Speed up loading traced network

Hello All,

Is there a way to speed up loading the traced network in C++ (Windows 10)?

In python, I first need to run a network and based on its result decide whether to do the second one or not. So my tracing code looks like this:

Class MySampleNetwork(nn.Module):
    def __init__(self, params):
        super(MySampleNetwork, self).__init__()
        # trace network1
        sample_data1 = torch.rand(size)
        sample_data1 = sample_data1.to(ddata.gpu, non_blocking=True)
        net1 = load_net(net1).eval().to(ddata.gpu)
        self.net1 = torch.jit.trace(net1, sample_data1)
        # trace network2
        sample_data2 = torch.rand(size)
        sample_data2 = sample_data2.to(ddata.gpu, non_blocking=True)
        net2 = load_net(net2).eval().to(ddata.gpu)
        self.net1 = torch.jit.trace(net2, sample_data2)

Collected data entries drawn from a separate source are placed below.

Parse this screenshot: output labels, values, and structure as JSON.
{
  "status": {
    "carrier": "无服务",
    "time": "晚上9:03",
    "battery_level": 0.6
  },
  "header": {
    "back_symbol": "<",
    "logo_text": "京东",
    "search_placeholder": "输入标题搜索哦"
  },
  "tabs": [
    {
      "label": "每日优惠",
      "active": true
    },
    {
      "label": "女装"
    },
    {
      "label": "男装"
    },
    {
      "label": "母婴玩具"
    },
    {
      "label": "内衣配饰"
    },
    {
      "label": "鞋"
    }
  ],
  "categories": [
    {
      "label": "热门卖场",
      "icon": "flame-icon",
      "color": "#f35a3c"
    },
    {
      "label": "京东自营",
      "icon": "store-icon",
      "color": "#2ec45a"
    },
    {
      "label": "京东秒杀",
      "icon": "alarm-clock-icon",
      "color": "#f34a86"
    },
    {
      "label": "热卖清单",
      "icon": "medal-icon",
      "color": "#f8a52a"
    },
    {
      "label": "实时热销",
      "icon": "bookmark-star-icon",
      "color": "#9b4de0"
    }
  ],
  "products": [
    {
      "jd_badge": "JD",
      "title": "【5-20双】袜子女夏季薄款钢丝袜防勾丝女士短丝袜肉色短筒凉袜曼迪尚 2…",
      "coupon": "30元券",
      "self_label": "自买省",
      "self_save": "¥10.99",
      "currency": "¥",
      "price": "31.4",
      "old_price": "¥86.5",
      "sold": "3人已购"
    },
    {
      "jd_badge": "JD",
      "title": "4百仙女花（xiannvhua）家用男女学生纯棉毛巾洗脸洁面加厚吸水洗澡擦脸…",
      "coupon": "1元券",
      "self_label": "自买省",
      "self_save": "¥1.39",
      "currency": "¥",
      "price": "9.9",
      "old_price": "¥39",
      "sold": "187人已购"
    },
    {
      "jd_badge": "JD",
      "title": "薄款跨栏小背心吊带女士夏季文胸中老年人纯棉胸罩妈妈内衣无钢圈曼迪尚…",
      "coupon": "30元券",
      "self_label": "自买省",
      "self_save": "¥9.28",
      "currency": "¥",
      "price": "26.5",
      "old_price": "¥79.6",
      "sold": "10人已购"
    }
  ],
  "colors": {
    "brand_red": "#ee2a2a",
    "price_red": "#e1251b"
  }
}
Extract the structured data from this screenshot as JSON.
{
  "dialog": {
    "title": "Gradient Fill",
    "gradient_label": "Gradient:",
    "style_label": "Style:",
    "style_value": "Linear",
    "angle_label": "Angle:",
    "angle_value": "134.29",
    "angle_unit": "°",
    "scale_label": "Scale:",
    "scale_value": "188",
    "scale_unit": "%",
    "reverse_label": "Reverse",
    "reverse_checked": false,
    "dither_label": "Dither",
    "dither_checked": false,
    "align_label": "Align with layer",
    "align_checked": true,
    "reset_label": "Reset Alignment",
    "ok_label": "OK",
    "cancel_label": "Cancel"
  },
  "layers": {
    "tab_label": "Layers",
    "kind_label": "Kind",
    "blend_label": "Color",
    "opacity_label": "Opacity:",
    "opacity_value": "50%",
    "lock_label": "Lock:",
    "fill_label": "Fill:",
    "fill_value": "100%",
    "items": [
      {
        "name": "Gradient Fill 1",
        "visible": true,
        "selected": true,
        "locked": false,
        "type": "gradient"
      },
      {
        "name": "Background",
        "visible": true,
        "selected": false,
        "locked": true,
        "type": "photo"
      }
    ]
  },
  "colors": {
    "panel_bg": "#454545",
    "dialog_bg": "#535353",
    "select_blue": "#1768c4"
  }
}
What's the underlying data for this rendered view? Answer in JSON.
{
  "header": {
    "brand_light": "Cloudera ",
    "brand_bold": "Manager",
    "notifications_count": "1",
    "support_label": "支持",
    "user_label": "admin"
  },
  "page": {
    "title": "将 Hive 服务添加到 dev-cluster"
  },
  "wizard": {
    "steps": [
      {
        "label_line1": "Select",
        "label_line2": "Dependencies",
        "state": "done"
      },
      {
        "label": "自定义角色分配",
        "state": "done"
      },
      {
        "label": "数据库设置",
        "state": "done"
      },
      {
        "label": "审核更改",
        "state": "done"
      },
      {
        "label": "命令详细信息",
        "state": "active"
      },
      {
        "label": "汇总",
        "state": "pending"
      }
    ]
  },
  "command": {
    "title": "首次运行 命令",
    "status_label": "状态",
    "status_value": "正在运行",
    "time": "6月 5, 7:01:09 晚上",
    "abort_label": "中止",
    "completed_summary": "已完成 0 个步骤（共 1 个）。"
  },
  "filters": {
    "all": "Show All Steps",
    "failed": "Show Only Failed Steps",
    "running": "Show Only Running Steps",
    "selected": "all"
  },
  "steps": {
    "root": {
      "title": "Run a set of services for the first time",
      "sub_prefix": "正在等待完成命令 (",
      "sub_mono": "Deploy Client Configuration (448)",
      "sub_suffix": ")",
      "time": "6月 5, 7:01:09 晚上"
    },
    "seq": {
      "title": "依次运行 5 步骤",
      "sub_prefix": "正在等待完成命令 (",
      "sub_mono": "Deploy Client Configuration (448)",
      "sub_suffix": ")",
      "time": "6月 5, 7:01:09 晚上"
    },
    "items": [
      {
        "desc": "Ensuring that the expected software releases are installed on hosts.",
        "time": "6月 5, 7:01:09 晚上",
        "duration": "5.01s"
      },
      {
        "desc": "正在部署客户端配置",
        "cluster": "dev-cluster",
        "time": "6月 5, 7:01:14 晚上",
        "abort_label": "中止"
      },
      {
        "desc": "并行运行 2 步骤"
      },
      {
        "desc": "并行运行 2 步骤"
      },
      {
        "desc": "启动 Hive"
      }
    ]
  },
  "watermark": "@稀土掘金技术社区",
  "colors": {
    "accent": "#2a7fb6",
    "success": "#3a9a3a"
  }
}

    def forward(self, net1_input, net2_input):
        net1_out = self.net1(net1_input) 
        net2_out = torch.zeros(expected_out_size)

        if condistion based on net1_out:
            net2_out = self.net2(net2_input)
        
        # combine the results
        result = torch.zeros(net1_out_size+net2_out_size)
        result[:net1_out_size] = net1_out[0]
        result[net1_out_size:] = net2_out[0]

        return result

traced_net = torch.jit.script(MySampleNetwork(params))

The saved network is about 26M.

In C++, I load the network

torch::jit::script::Module module = torch::jit::load(net_path())

It takes more than 30 seconds to load the network. Is there anything I can do to reduce the time?

Thank you.

Try this:

torch::Device device(torch::kCUDA);
const std::string modelName = "candy_cpp.pt";
auto module = torch::jit::load(modelName, device);

How much time does this take to load?

@dambo Thank you for your response. Adding device does not make it faster.
The problem is in if condition. Once I remove it, it loads in about 2-4 seconds. For now, I removed the if, so I’m computing the whole thing even though I sometimes do not need it. But would need to solve this issue if anyone can help.

Have you added print statements to see where exactly its happening? I would time how long it takes to load the net(assuming you are loading both at the same time). My suspicion is that since you are trying to trace both models in the constructor, this slows things down.

There really isnt a need to trace/script the network a total of 3 times. I would remove the tracing in the constructor, and just script the whole graph at once. You only want to script the network when it will be used outside of a Python environment and scripting the network at the end like you have is all you need to achieve this.